For the study, published in the Journal of Clinical Psychiatry, researchers followed about 600 patients who were being treated for depression. Some continued “treatment as usual,” which could include medication, electro-convulsive therapy, talk therapy or a combination of these.

The researchers compared these individuals with 328 people who continued with their usual treatment, but were also given vagus nerve stimulators, which are implanted in the neck or chest and deliver regular, mild pulses of electricity to the brain. 

Comparing 14 measurements including relationships, physical health and ability to work, researchers found that people with the stimulators had a better quality of life. 

"On about 10 of the 14 measures, those with vagus nerve stimulators did better," Conway said. "For a person to be considered to have responded to a depression therapy, he or she needs to experience a 50% percent decline in his or her standard depression score. But we noticed, anecdotally, that some patients with stimulators reported they were feeling much better even though their scores were only dropping 34 to 40%.”

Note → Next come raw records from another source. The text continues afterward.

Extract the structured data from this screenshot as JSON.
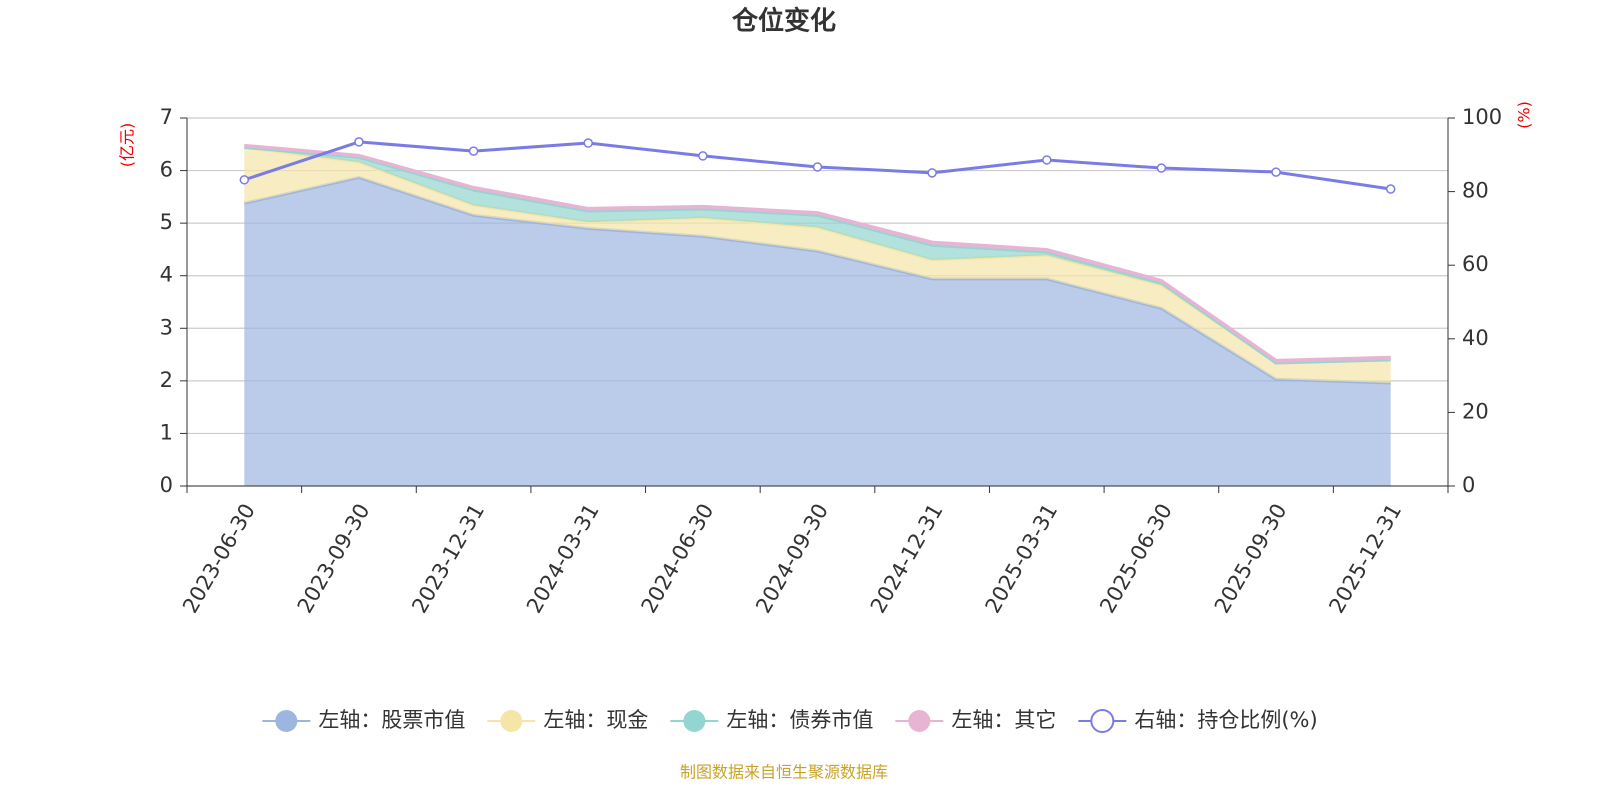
{
  "chart_data": {
    "type": "area",
    "stacked": true,
    "title": "仓位变化",
    "y_label": "(亿元)",
    "y2_label": "(%)",
    "source": "制图数据来自恒生聚源数据库",
    "categories": [
      "2023-06-30",
      "2023-09-30",
      "2023-12-31",
      "2024-03-31",
      "2024-06-30",
      "2024-09-30",
      "2024-12-31",
      "2025-03-31",
      "2025-06-30",
      "2025-09-30",
      "2025-12-31"
    ],
    "series": [
      {
        "name": "左轴：股票市值",
        "type": "area",
        "axis": "y",
        "color": "#9db6e0",
        "values": [
          5.38,
          5.87,
          5.15,
          4.9,
          4.75,
          4.47,
          3.94,
          3.94,
          3.38,
          2.03,
          1.96
        ]
      },
      {
        "name": "左轴：现金",
        "type": "area",
        "axis": "y",
        "color": "#f5e6a8",
        "values": [
          1.06,
          0.29,
          0.19,
          0.12,
          0.35,
          0.45,
          0.36,
          0.45,
          0.44,
          0.31,
          0.44
        ]
      },
      {
        "name": "左轴：债券市值",
        "type": "area",
        "axis": "y",
        "color": "#93d5d0",
        "values": [
          0,
          0.09,
          0.29,
          0.21,
          0.17,
          0.23,
          0.28,
          0.06,
          0.04,
          0,
          0
        ]
      },
      {
        "name": "左轴：其它",
        "type": "area",
        "axis": "y",
        "color": "#e8b4d4",
        "values": [
          0.04,
          0.04,
          0.05,
          0.05,
          0.05,
          0.05,
          0.06,
          0.05,
          0.05,
          0.05,
          0.05
        ]
      },
      {
        "name": "右轴：持仓比例(%)",
        "type": "line",
        "axis": "y2",
        "color": "#7b7be6",
        "values": [
          83.2,
          93.5,
          91.0,
          93.2,
          89.7,
          86.7,
          85.1,
          88.6,
          86.4,
          85.3,
          80.7
        ]
      }
    ],
    "ylim": [
      0,
      7
    ],
    "yticks": [
      0,
      1,
      2,
      3,
      4,
      5,
      6,
      7
    ],
    "y2lim": [
      0,
      100
    ],
    "y2ticks": [
      0,
      20,
      40,
      60,
      80,
      100
    ],
    "grid": true
  }
}
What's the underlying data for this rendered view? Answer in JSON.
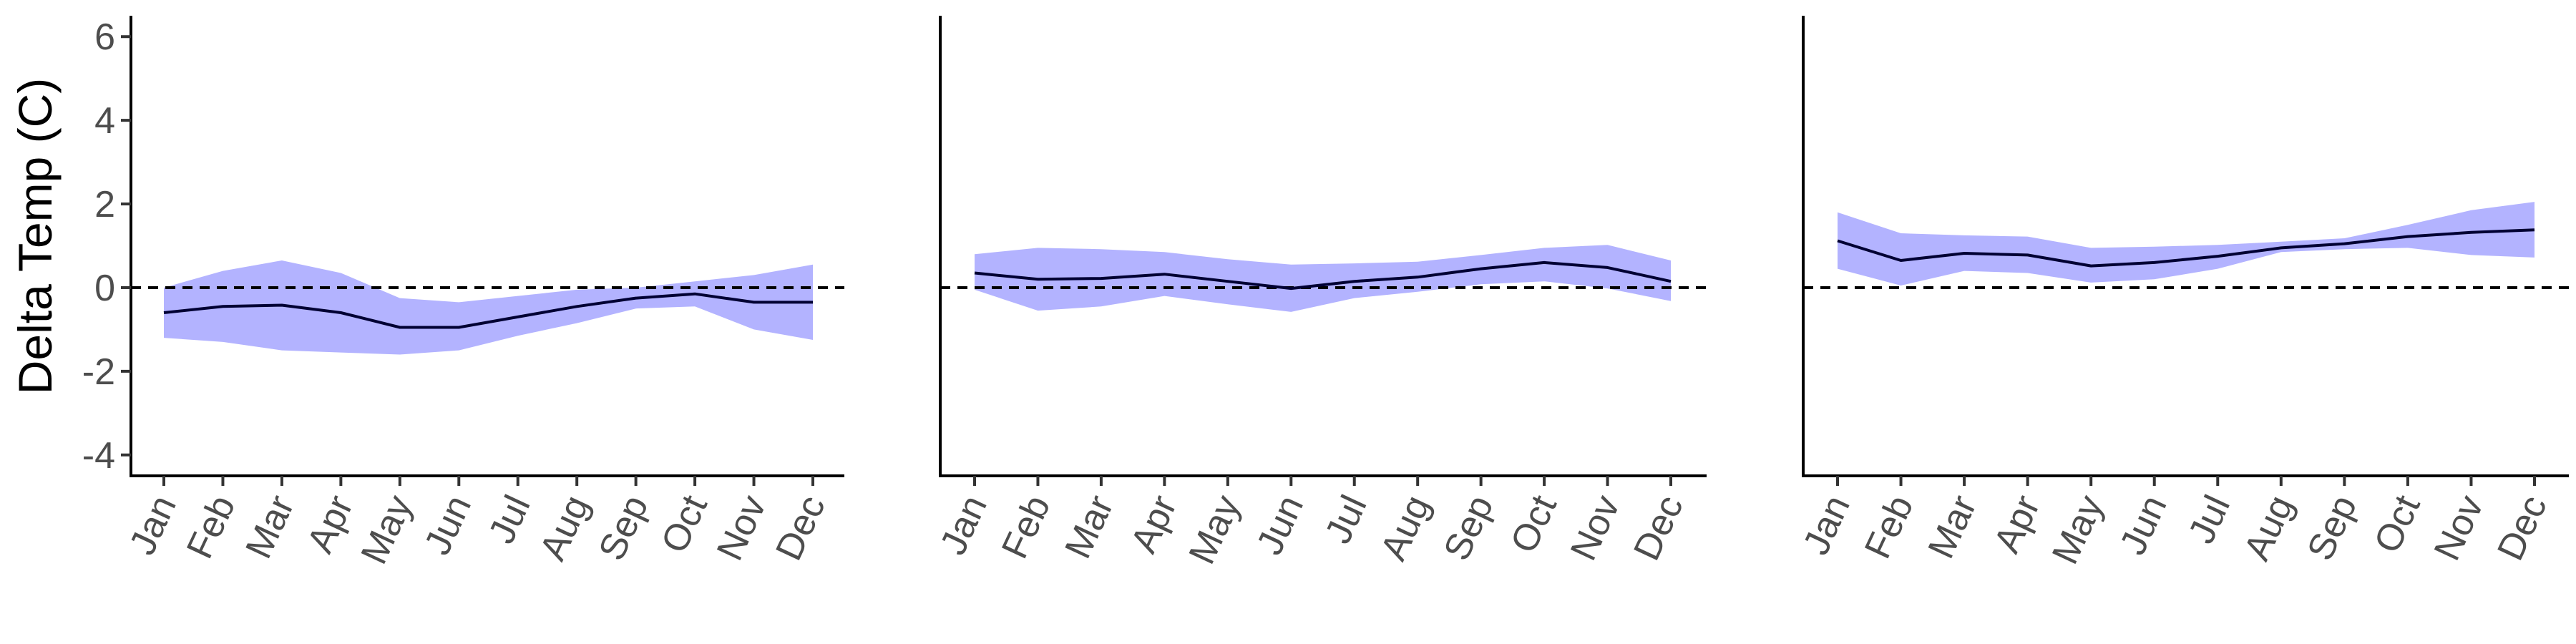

This suggests that the nerve stimulation can improve life for people with depression, even if it doesn’t put the depression into remission. Study participant Charles Donovan was hospitalized for depression multiple times and found treatments ineffective until he got a vagus nerve stimulator. 

"Before the stimulator, I never wanted to leave my home," he said. "It was stressful to go to the grocery store. I couldn't concentrate to sit and watch a movie with friends. But after I got the stimulator, my concentration gradually returned. I could do things like read a book, read the newspaper, watch a show on television. Those things improved my quality of life.”

Conway said that stimulating the vagus nerve might enable people to concentrate better, which makes their day-to-day lives better.

"It improves alertness, and that can reduce anxiety," he said. "And when a person feels more alert and more energetic and has a better capacity to carry out a daily routine, anxiety and depression levels decline."